Khaled Mishri, the head of the HSC, challenges the holding of elections in court (Photo: MoI).

Tripoli, November 6, 2021:

As the world continues to press for a Libyan election to be held on December 24, 2021, the unelected High Council of State (HSC) (since 2015) continues to indirectly seek to prevent elections from being held at all costs.

At a press conference in Tripoli on Wednesday, Khaled Mishri, the head of the HSC, reaffirmed his real anti-electoral stance by announcing that he was contesting the holding of elections to the Constitutional Chamber of the Supreme Court.

During the press conference, Mishri a priori stressed his position in favor of the electoral process but insisted that they rest on what he called “a solid legal and constitutional foundation”.

He said he unilaterally rejected electoral laws issued by the House of Representatives, violating the political agreement (Skhirat 2015 LPA) and the constitutional declaration (2011).

He pointed out that the HSC has taken all legal steps against these laws and challenged them in the Constitutional Chamber of the Supreme Court.

Analysis: status quo of dinosaurs

It will be remembered that Mishri conveniently hides behind the fig leaf of legality and constitutionality when there is nothing in Libya’s current political system that is fully legal or constitutional. The process since the militia coup in Tripoli in 2014 has consisted of tinkering and political compromises rather than constitutionally sound processes.

These were solutions designed to prevent an all-out war between militias and the total disintegration of Libya.

Mishri depends on Libya’s inability to agree on a legal and constitutional constitution. It builds its existence on the political and ethnic fault lines of Libya. He knows that a referendum on the draft constitution will not take place for a year or years. Such a referendum requires reconciliation and consensus between the different political, regional, tribal and ethnic Libyan layers.

Need for an Arab consensus with the Tebu, Tuareg and Amazigh minorities

He needs the majority of Arab Libyans to reach a settlement with the country’s Tébou, Tuareg and Amazigh ethnic minorities. It’s not on the horizon any time soon. Mishri and his HSC know this and are counting on it to prevent a ‘constitutional’ election from happening anytime soon.

A child of the LPA

Mishri and his rump from the former General National Congress (GNC) who make up the HSC were a political creation in the 2015 Libyan Skhirat Political Agreement (LPA).
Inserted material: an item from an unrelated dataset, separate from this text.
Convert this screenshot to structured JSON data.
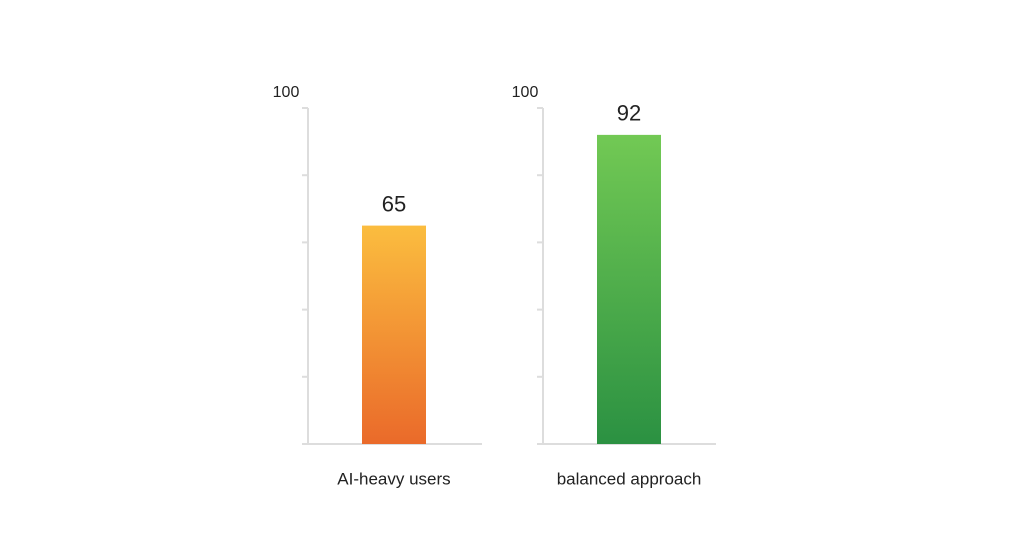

They were never elected, and more importantly, they know that they will never be re-elected as a body and probably as individuals.

The surest way for individual members of the HSC and HSC as a body to lose their Libyan political significance (and the good salaries that go with it) is for Libya to hold elections. They know they are dinosaurs on their way.

Libyan politics have evolved, but not its intransigent politicians

Politically, Libya in 2021 is not Libya from 2014 to 2015. The borders have been blurred. The so-called “Islamist versus liberal” divide for one, has been distorted. Indeed, this framework for many Libyans still exists as the specter with which to judge politicians, but in reality Libyan politics has become multi-layered and more nuanced and complex than in 2015.

The political scene has been reformed on several occasions. Libya has moved on, but the GNC rump that is the HSC is still fighting yesterday. They and the House of Representatives are desperate to stay relevant. Peace does not serve them. The tension, and in particular through the “Islamist anti-Islamist” divide, justifies their existence. Their best ally is ironically Khalifa Hafter. They mutually justify existence.

However, the public is fed up with the ineffective dinosaur politicians who have dominated the scene since 2011. They want better governance and better services, which the current group has failed to deliver.

A change for the sake of change?

The general public sees elections as a clean slate mechanism to get rid of most of the current political elite and give a new group a chance. There is no guarantee that the next batch will be better – but the public has reached a stage where they want a change, even if it’s for the change. They see no hope with the HSC or the current parliament. The LPA is outdated and the Libyan Political Dialogue Forum (LPDF) appears to be stillborn.

Elections are the only way forward. The HSC and parliament fear their political end. And both can, perhaps even totally disappear as a result of the holding of elections! No wonder they are conspiring in the most fanciful way to obstruct the holding of elections!